I think we can support or work alongside and lead clients with this kind of strategic insight and technology solutions that we already have, whether it is through SMR, or partnerships with electrolyzer companies that I mentioned. But it also starts to look like as the industry develops, and new players come in, that the industry is ripe for investment for several different players for different reasons.

So private equity and asset infrastructure owners, want to make these investments for reasons that were probably different to five years ago. We can also play a leading role in really looking at those partnership models, those consortiums and project delivery models in each region Australia, Europe, the US, and UK. These types of markets and bringing that to the table with the governments and the connections that we already have as a leading figure in oil and gas and the renewable sector of wind and solar and now, increasingly, energy storage around hydrogen, and eventually batteries.

Q6. And then on the demand side, which applications do you see making up the demand for hydrogen? And which applications are you most excited by?

In terms of demand, it depends on where you sit geographically as well as in the value chain. For example, the Japanese and Korean markets are huge importers of energy. So, they would love to see hydrogen come in in the cheapest way possible, and that might be as ammonia or liquid hydrogen, for example, for electricity use or into gas turbines in the Japanese market.

At the same time, investment companies in the projects in Australia and Europe are also Japanese, and Korean companies, and gas providers as well, so the demand is broad. It is going to be everything from looking at the electrolyzer versus the gas, carbon capture storage in the gas networks and electricity, it's ammonia for storage, and export as it is liquid hydrogen as well. And in the end, the commercial side will dictate as much as the technical on what will be the winning formula.
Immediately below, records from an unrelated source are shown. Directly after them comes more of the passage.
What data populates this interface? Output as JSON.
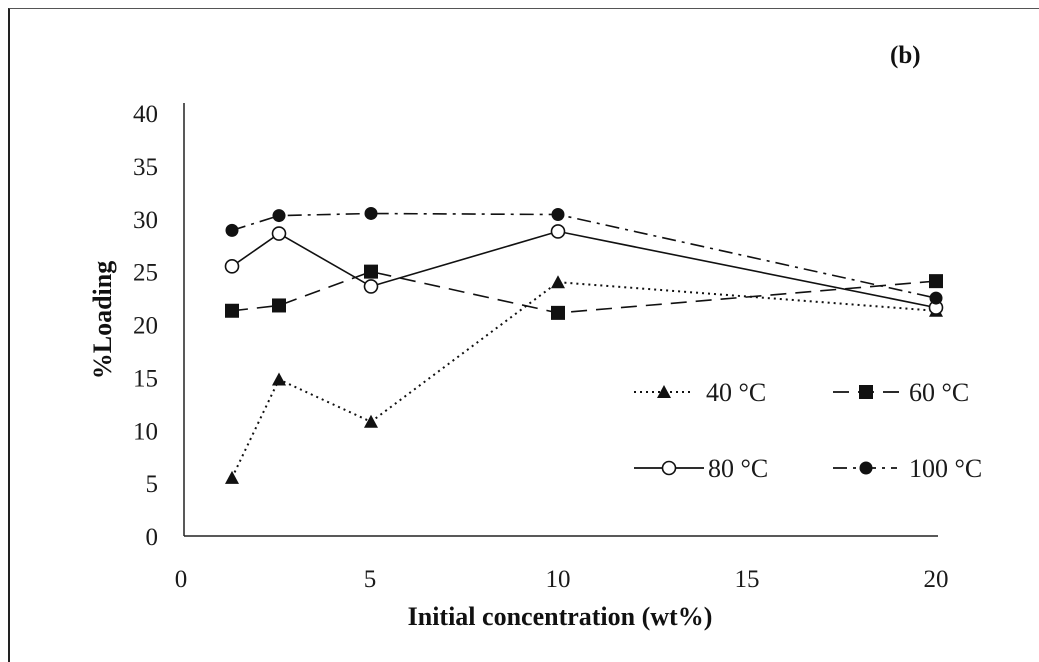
{
  "chart_data": {
    "type": "line",
    "panel_label": "(b)",
    "xlabel": "Initial concentration (wt%)",
    "ylabel": "%Loading",
    "x_categories": [
      "0",
      "5",
      "10",
      "15",
      "20"
    ],
    "y_ticks": [
      0,
      5,
      10,
      15,
      20,
      25,
      30,
      35,
      40
    ],
    "ylim": [
      0,
      40
    ],
    "grid": false,
    "legend_position": "lower-right",
    "series": [
      {
        "name": "40 °C",
        "marker": "triangle",
        "line_style": "dotted",
        "x": [
          1.25,
          2.5,
          5,
          10,
          20
        ],
        "y": [
          5.5,
          14.8,
          10.8,
          24,
          21.3
        ]
      },
      {
        "name": "60 °C",
        "marker": "square",
        "line_style": "dashed",
        "x": [
          1.25,
          2.5,
          5,
          10,
          20
        ],
        "y": [
          21.3,
          21.8,
          25,
          21.1,
          24.1
        ]
      },
      {
        "name": "80 °C",
        "marker": "open-circle",
        "line_style": "solid",
        "x": [
          1.25,
          2.5,
          5,
          10,
          20
        ],
        "y": [
          25.5,
          28.6,
          23.6,
          28.8,
          21.6
        ]
      },
      {
        "name": "100 °C",
        "marker": "filled-circle",
        "line_style": "dash-dot",
        "x": [
          1.25,
          2.5,
          5,
          10,
          20
        ],
        "y": [
          28.9,
          30.3,
          30.5,
          30.4,
          22.5
        ]
      }
    ]
  }
}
And you asked what excites me, I am an avid fan of aviation, I've always loved it. So for me, the sustainable aviation fuel surface is an interesting area. I’d also love to see that kind of convergence between transport and energy come to the fold in the same way that electric has been successful with batteries. I'd love to see hydrogen be a real player in that convergence with the heavy fuel trucks, ports, ships, these types of areas. So that for me, is what excites me.

Q7. Final thoughts and comments from our audience will read, will hydrogen reach those big global ambitions? Any will those net-zero targets be achieved with a hydrogen economy?

The answer is absolutely yes, and for me that the reason is glowingly clear. If I look at, for example, the automotive industry, for a long time we had hybrid models, then dieselgate happened and all of a sudden we had EVs. When you had in a single week Shell being told by a judge that their emissions were not sufficient by 2030, Exxon Mobil had activist shareholders come on the board, the companies that are going to be responsible for the deployment and the offtake of hydrogen are the ones most in scrutiny and under pressure from shareholders to do something.

Not all sectors can be electrified, and there hydrogen has a real role to play as well. There are a lot of people vested in the success of hydrogen, and therefore it will reach the scale required on a global level.